Tommy the San Marzano tomato is growing by leaps and bounds. All of our tomato plants are thanks to the organic compost I planted them with and regular watering during this annoying drought. I’ve had to pay close attention to keep them from growing into an unrestrained tangle. Last year I tried pruning and staking my tomato plants. It’s not just my inner Bondage Master at work, either. Tomato plants are vines. Except for varieties that have been bred to stop growing at a certain height, they continue to grow through the season and can become a big, sprawling mess. I prefer to keep my plants up off the ground. I do this by pruning them to one or two main vines and tying them to upright stakes.

Pruning tomatoes is pretty simple once you get the hang of it. On a tomato vine the leaves grow out each side as the vine grows longer. Left to its own devices, another branch of the vine called a sucker would sprout from the vine right above each leaf. Here’s a pencil-sized sucker that I’ll remove to keep the vine restrained. The vine is on the right, the leaf is on the left and the sucker is sticking up between them.

To remove suckers I just snap them off with my fingers if they’re small, or snip them with shears if they’ve gotten big and woody. Then the plant looks like this. The spot where the sucker was removed right in the middle.

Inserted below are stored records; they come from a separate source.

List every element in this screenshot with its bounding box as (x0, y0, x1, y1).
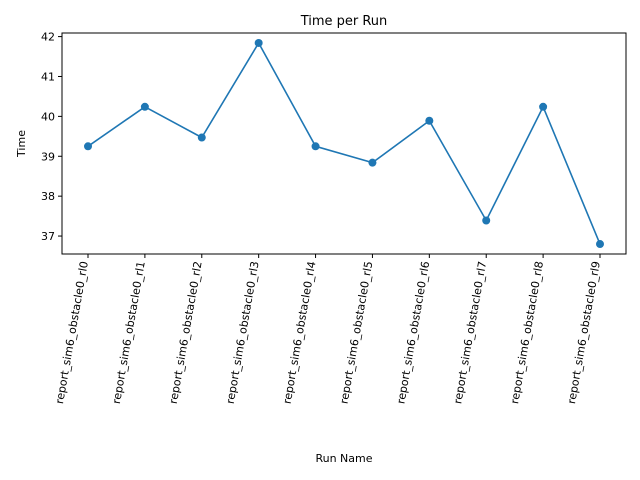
data-point (140, 102, 149, 111)
data-point (368, 158, 377, 167)
x-axis: report_sim6_obstacle0_rl0 report_sim6_obs… (53, 254, 603, 405)
x-axis-label: Run Name (315, 452, 372, 465)
y-tick-label: 38 (41, 190, 55, 203)
x-tick-label: report_sim6_obstacle0_rl2 (167, 260, 205, 405)
x-tick-label: report_sim6_obstacle0_rl9 (565, 260, 603, 405)
x-tick-label: report_sim6_obstacle0_rl1 (110, 260, 148, 405)
data-point (84, 142, 92, 151)
x-tick-label: report_sim6_obstacle0_rl3 (224, 260, 262, 405)
data-point (539, 102, 548, 111)
y-tick-label: 37 (41, 230, 55, 243)
data-point (311, 142, 320, 151)
x-tick-label: report_sim6_obstacle0_rl8 (508, 260, 546, 405)
x-tick-label: report_sim6_obstacle0_rl4 (281, 260, 319, 405)
y-tick-label: 40 (41, 110, 55, 123)
x-tick-label: report_sim6_obstacle0_rl7 (451, 260, 489, 405)
data-point (425, 116, 434, 125)
y-tick-label: 39 (41, 150, 55, 163)
y-tick-label: 42 (41, 31, 55, 44)
data-points (84, 38, 604, 249)
data-point (596, 240, 604, 249)
y-axis: 37 38 39 40 41 42 (41, 31, 62, 243)
data-point (254, 38, 263, 47)
series-line (87, 41, 601, 245)
y-tick-label: 41 (41, 70, 55, 83)
x-tick-label: report_sim6_obstacle0_rl0 (53, 260, 91, 405)
data-point (482, 216, 491, 225)
x-tick-label: report_sim6_obstacle0_rl6 (394, 260, 432, 405)
chart-title: Time per Run (300, 14, 388, 29)
data-point (197, 133, 206, 142)
x-tick-label: report_sim6_obstacle0_rl5 (337, 260, 375, 405)
plot-frame (61, 32, 627, 255)
y-axis-label: Time (15, 130, 28, 158)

The second part of this equation is keeping the pruned vines up off the ground. Those wire tomato cages you see everywhere? They’re pretty much worthless for any but the smallest plants. I use wooden or plastic-coated steel stakes eight feet in length buried about eighteen inches in the ground. The vines are tied to the stakes using old t-shirts ripped into strips. The fabric is soft and doesn’t cut into the vines if they blow around in the wind. I first tie the strip tightly around the stake, then bring the vine next to the knot and tie a loose loop around it so it has some room to move and grow.

Why go to all this effort? It’s more than just keeping the garden neater. The spores of diseases that can damage the leaves and fruit of tomatoes are harbored in the ground. Splashing rain—assuming we ever get any again—would move the spores up onto the plants more easily if they’re laying on the ground. Also, by keeping the plants slender and up in the air, they dry off quicker. It’s also been claimed that by limiting their growth this way that they produce less fruit but that it’s larger. That may be true because last year I had some pretty big tomatoes. I don’t particularly want larger fruit, but I do want the other benefits of pruning and staking. Training the plants this way also makes it easier to monitor and pick the fruit. Less stooping is always welcome.

Thanks to this tough love Tommy and his friends are coming along well in spite of the uncooperative weather. Before long these green tomatoes will be ripe and ready for eating and preserving.

How do you grow your tomatoes? Do you prune and stake them? I’m interested to hear about others’ experiences and what they’ve learned.